27 / 02 / 2007 12h49

Campagne électorale - Les engagements en santé doivent viser les infirmières selon l'OIIQ

MONTRÉAL, le 27 fév. /CNW/ -- MONTRÉAL, le 27 fév. /CNW Telbec/ - Dans le contexte de la campagne électorale, l'Ordre des infirmières et infirmiers du Québec (OIIQ) interpelle vivement les différents partis politiques du Québec pour qu'ils précisent leurs engagements en santé. L'OIIQ est d'avis que le Québec prend trop de retard pour introduire les infirmières praticiennes afin d'améliorer l'accès aux services de première ligne et tarde également à proposer des solution nouvelles pour contrer la pénurie d'infirmières.

Les infirmières praticiennes de première ligne, un moyen d'accroître

l'accès

"Les médecins de famille doivent pouvoir compter sur la collaboration d'infirmières praticiennes de première ligne si l'on veut améliorer substantiellement l'accès aux services de santé", a souligné la présidente de l'Ordre, Gyslaine Desrosiers. Rappelons que 25% des Québécois n'ont pas de médecins de famille, soit près de 2 millions de citoyens. Ce nouveau modèle de collaboration médecins-infirmières assurera un meilleur suivi des personnes atteintes de maladies chronique par ces infirmières et permettra aux médecins d'accueillir plus de patients dans un contexte de manque criant de médecins de famille.

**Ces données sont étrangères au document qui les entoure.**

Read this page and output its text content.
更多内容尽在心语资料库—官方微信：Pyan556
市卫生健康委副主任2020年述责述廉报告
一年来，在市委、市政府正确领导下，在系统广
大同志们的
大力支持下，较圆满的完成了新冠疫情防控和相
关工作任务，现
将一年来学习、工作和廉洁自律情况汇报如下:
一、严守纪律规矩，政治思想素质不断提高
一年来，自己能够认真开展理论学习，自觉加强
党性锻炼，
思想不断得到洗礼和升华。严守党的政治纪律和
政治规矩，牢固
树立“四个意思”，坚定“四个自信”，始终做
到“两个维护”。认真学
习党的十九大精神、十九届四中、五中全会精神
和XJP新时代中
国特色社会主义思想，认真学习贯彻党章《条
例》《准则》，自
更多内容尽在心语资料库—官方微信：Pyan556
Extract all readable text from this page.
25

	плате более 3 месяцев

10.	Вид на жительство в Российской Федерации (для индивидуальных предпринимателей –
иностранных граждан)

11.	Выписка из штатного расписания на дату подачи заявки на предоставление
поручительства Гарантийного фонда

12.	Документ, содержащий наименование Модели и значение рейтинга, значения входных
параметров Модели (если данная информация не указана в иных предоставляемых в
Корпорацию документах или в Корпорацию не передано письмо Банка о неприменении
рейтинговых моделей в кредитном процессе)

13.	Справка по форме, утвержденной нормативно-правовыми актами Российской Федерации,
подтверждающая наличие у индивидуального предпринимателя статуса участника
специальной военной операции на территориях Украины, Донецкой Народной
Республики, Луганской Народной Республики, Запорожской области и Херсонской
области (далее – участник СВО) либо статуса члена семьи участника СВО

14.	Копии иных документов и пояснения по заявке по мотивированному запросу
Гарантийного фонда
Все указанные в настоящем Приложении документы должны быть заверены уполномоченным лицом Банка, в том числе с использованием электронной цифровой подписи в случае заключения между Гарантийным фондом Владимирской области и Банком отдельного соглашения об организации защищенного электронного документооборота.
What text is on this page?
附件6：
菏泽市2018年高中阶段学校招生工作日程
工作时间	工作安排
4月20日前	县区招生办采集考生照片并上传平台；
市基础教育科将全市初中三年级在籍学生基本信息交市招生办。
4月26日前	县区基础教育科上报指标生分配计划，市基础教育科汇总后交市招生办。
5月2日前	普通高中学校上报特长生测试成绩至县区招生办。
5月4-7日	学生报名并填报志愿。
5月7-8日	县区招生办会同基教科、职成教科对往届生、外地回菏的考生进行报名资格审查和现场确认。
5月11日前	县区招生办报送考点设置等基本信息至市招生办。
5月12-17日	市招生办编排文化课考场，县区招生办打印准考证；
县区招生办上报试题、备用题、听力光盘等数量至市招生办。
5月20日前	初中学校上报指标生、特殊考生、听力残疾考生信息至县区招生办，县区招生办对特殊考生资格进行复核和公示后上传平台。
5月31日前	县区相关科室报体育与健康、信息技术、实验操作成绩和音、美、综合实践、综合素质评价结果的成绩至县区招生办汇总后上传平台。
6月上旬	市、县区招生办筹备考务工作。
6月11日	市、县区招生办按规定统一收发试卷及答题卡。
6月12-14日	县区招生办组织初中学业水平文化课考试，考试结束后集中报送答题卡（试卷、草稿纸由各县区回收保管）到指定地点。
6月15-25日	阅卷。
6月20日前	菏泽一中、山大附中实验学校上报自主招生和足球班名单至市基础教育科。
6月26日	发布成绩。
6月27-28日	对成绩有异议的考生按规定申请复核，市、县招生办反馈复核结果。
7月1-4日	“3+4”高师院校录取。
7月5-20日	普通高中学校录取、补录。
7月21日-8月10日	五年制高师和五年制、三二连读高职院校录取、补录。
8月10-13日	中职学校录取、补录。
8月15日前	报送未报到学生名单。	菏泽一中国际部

Pour arriver à cette fin, il est primordial que le prochain gouvernement du Québec déploie un plan d'effectifs spécifique pour les infirmières praticiennes de première ligne. Le gouvernement doit garantir un nombre de postes et en assurer le financement, accorder les sommes requises aux universités qui désirent développer ce programme de formation et soutenir financièrement les infirmières qui souhaitent emprunter cette voie. En dehors de ces conditions, il sera impossible d'implanter le rôle d'infirmières praticiennes de première ligne au Québec.

Au Québec, le règlement concernant la création de ce nouveau rôle de l'infirmière praticienne de première ligne sera en vigueur à la fin du mois de mars, mais les universités attendent encore le financement du gouvernement québécois pour offrir la formation requise. En Ontario, on compte présentement plus de 650 infirmières praticiennes de première ligne grâce à un investissement financier de 44 millions de dollars par année et au développement d'un plan d'effectifs à cet égard.

La pénurie d'infirmières exige de nouvelles solutions

Outre les infirmières praticiennes de première ligne, la présidente de l'OIIQ indique également l'urgence de développer des plans d'effectifs infirmiers dans des domaines cliniques qui connaissent de graves problèmes de fonctionnement présentement comme dans les salles d'opération, aux soins intensifs, dans les urgences et dans le domaine de la prévention des infections.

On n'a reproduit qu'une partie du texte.